Suara tawa ricuh dari keempat anak yang ada di dalam mobil Taeyong mampu untuk menenggelamkan semua suara lainnya.

Bocah-bocah kampret

Tak lama sejak kejadian itu kini keempat anak itu sedang bersenandung ria mengikuti lagu yang sedang di putarkan radio.

"I'm the first to say that I'm not perfect"

"And you're the first to say you want the best thing"

"But now I know a perfect way to let you go
Give my last hello, hope it's worth it"

"Here's your perfect"

Taeyong tak bereaksi apapun, sesekali senyumnya merekah melihat tingkah laku keempat muridnya tersebut.

"Kita sebenernya mau kemana Payong?"

Tak kunjung mendapatkan jawaban dari Taeyong, membuat Renjun membelalakkan matanya selebar mungkin.

"Jangan-jangan! Omongan Payong waktu itu gak bener kan?!"

"Mungkin"

"ASTAGHFIRULLAH PA, SUNGGUH KOTOR SEKALI SI PAYONG!"

"Emang paan Jun?"

"SI PAYONG MAU JUAL KITA KE SUGAR MOMMY!!" ucapan Renjun tadi mampu untuk membuat anak-anak lainnya berteriak dengan histeris, keadaan menjadi lebih ricuh dari sebelumnya membuat Taeyong frustasi.

"HEH!!! DENGER YA KALAU KALIAN MASIH BERISIK SAYA BENERAN BAKALAN JUAL KALIAN!"

•~~•

Taeyong memarkirkan mobilnya disalah satu halaman rumah megah bertingkat dua, rumah bercat cream-coklat dengan kolam ikan dan juga halaman rumput yang menurut Jaemin sudah cukup bila ia bermain badminton disana, interior klasik tapi tidak menjenuhkan membuat keempat anak itu tak bisa mengalihkan pandangannya.

"Turun"

"Pa minta ampun, jangan jual kita pa, janji deh pa bakalan nurut sama bapa"

"Turun!"

Keempat anak itu menurut dan segera keluar dari mobil putih tersebut.
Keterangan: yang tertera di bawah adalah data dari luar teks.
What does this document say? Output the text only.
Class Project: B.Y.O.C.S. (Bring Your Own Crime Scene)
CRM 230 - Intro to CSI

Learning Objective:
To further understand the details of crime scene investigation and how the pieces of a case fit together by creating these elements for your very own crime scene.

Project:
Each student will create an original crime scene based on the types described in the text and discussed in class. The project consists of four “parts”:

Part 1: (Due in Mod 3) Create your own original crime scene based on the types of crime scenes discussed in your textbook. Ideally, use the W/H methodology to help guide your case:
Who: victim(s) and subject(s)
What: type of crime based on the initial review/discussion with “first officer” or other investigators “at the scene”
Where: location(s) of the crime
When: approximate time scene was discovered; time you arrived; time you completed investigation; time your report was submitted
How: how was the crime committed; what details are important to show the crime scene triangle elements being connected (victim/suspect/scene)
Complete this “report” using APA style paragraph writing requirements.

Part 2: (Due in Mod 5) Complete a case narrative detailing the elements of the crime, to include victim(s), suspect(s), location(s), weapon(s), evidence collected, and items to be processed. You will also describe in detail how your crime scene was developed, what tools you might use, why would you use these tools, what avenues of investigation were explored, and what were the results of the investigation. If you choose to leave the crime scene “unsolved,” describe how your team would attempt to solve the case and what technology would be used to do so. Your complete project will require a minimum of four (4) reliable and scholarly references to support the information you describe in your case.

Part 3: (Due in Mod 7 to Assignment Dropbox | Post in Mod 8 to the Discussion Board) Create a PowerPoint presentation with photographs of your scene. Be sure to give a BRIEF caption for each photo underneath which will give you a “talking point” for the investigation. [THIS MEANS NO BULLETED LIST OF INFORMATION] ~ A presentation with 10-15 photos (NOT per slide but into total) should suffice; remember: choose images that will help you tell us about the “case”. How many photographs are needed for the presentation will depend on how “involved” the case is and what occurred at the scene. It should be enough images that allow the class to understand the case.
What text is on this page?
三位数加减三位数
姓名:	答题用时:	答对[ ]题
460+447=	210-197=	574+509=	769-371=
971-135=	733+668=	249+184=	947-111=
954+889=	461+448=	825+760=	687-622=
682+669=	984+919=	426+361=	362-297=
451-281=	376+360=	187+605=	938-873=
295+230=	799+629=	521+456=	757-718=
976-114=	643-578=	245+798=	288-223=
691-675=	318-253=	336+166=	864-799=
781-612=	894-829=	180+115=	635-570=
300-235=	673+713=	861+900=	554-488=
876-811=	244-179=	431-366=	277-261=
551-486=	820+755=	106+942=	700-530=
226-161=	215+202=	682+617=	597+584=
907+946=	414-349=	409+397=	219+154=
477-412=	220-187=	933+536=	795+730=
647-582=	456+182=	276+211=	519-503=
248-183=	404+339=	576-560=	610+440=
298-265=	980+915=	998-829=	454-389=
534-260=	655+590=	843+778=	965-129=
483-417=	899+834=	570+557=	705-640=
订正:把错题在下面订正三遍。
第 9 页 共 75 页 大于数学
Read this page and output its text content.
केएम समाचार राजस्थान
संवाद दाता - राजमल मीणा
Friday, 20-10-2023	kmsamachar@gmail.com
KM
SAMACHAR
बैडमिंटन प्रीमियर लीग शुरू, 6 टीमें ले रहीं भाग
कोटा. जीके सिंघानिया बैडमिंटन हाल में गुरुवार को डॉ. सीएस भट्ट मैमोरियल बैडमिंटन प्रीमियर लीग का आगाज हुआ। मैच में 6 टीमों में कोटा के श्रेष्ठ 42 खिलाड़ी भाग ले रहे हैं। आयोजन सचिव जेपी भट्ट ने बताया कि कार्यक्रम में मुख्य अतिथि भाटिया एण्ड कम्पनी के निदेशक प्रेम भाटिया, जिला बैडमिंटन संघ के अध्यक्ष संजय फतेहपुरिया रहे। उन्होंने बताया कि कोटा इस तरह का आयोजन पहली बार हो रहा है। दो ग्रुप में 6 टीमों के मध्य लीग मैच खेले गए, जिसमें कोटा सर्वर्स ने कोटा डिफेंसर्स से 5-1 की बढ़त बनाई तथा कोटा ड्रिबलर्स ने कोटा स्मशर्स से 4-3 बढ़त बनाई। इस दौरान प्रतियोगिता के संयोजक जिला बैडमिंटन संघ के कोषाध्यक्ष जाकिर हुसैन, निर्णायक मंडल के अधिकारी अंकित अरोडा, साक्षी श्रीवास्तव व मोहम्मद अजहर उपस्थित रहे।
"Ini rumah saya, nggak usah ketakutan gitu"

Keempat anak memberikan ekspresi tak percaya secara bersamaan.

"Kenapa muka kalian kaya gitu?"

"Payong tinggal disini?" Jaemin menatap takjub ke arah rumah megah di hadapannya.

"Ya, tapi gak sering sesekali saya kesini"

"Ternyata tajir" Haechan menyeletuk ringan sembari menganggukkan kepalanya.

"Oh selama ini gak keliatan?, Iya saya emang suka merendahkan diri"

"Idih, najis"

"HEH!"

"Hehe, jadi kenapa Payong ngajak kita kesini?"

"Ikut saya" Taeyong jalan mendahului anak-anak tersebut untuk memasuki rumahnya, kakinya melangkah lenggang untuk berjalan masuk tak membiarkan Renjun, Haechan, Jeno, dan Jaemin mengagumi rumah besar ini.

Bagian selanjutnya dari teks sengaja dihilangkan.